[JURIST] A judge for the US District Court for the District of Arizona [official website] on Wednesday upheld [opinion, PDF] a controversial provision of Arizona’s immigration law [SB 1070, PDF] that requires law enforcement officials to check the immigration status of persons they stop or arrest if there is a reasonable suspicion that the person is in the US illegally. Judge Susan Bolton, after hearing arguments [JURIST report] on the law in August, denied the plaintiff’s request for a preliminary injunction in light of the US Supreme Court [official website] ruling in Arizona v. United States [opinion, PDF; JURIST report] which upheld the provision. Arizona Governor Jan Brewer [official website] praised [press release] the court’s ruling, saying this “most critical section” of the law will “empower state and local law enforcement.” Alessandra Soler, executive director of the American Civil Liberties Union of Arizona (ACLU) [advocacy website], expressed concern [press release] over the ruling:
Latino members of our community should not be subjected to unlawful stops based on their race or perceived immigration status. Once this ‘show me your papers’ provision goes into effect, racial profiling will become rampant statewide … and we intend to ramp up our reporting and litigation efforts to seek justice on behalf of the victims of police abuse.

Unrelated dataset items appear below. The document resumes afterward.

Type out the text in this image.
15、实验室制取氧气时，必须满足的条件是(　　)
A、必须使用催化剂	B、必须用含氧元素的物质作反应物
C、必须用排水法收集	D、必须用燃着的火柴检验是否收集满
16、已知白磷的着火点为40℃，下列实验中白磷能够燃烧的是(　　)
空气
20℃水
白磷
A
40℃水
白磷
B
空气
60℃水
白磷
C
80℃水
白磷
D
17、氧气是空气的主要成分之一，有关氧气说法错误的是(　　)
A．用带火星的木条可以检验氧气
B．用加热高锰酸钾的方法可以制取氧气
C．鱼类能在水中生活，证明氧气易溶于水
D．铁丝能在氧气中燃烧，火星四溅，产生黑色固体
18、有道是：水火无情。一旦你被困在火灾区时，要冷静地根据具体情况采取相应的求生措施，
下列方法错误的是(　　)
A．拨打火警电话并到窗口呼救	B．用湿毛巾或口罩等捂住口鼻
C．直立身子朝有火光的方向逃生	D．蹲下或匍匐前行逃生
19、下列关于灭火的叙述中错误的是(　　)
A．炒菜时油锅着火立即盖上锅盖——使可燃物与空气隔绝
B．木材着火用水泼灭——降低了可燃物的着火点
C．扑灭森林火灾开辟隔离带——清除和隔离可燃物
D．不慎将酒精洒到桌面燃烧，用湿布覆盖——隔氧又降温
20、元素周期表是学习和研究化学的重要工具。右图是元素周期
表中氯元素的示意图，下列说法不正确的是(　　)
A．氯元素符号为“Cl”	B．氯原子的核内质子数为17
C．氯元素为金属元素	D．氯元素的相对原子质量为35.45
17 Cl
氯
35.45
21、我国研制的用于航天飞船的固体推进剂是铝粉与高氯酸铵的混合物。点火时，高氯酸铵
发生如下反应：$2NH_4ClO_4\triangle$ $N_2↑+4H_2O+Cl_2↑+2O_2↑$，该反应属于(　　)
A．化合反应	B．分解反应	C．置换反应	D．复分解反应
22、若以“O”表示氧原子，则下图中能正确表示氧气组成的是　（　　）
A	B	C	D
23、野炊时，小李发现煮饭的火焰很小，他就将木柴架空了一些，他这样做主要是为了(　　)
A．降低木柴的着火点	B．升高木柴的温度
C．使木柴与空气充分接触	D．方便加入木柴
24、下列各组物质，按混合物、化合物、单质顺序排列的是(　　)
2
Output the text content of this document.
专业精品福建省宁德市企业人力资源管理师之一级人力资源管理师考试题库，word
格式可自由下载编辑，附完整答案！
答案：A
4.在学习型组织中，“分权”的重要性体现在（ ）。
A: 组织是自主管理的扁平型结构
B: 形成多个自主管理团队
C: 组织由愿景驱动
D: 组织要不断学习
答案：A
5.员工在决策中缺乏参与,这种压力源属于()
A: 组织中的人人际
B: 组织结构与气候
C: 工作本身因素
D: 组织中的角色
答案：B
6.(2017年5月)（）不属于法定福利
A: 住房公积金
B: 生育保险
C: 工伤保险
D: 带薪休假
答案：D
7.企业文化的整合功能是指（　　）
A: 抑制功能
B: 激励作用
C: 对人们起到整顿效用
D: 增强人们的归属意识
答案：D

The court also granted a preliminary injunction on federal preemption grounds for part of the law that criminalizes the harboring and transportation of illegal immigrants. Bolton had enjoined several provisions of SB 1070 [JURIST report] in July 2010, including the one that requires law enforcement officials to check the immigration status of suspects.
Immigration law [JURIST backgrounder] has became a hot button issue over the past few years as many states, Arizona being the first, have passed laws giving state and local officials more power to crack down on illegal immigration. In August the US Court of Appeals for the Eleventh Circuit [official website] struck down [JURIST report] several provisions of Alabama’s controversial immigration law [HB 56, PDF], upheld a few sections of the law and rejected part of Georgia’s immigration law [HB 87, text]. That same month, the US Court of Appeals for the Third Circuit [official website] again heard arguments [JURIST report] on two anti-illegal immigrant laws enacted in 2006 by the city of Hazleton, Pennsylvania, which deny permits to businesses that employ illegal immigrants and fine landlords who extend housing to them. In July a judge for the US District Court for the District of South Carolina [official website] declined to lift an injunction [JURIST report] against South Carolina’s controversial immigration law [SB 20 materials], despite the recent Supreme Court ruling. The lawsuit against the South Carolina immigration law was put on hold [JURIST report] in January pending the outcome of Arizona v. United States. Last May the ACLU and the National Immigration Law Center filed a class action lawsuit challenging Utah’s immigration law, the same month that the ACLU filed a class action [JURIST reports] in the US District Court for the Southern District of Indiana [official website] challenging that state’s immigration law.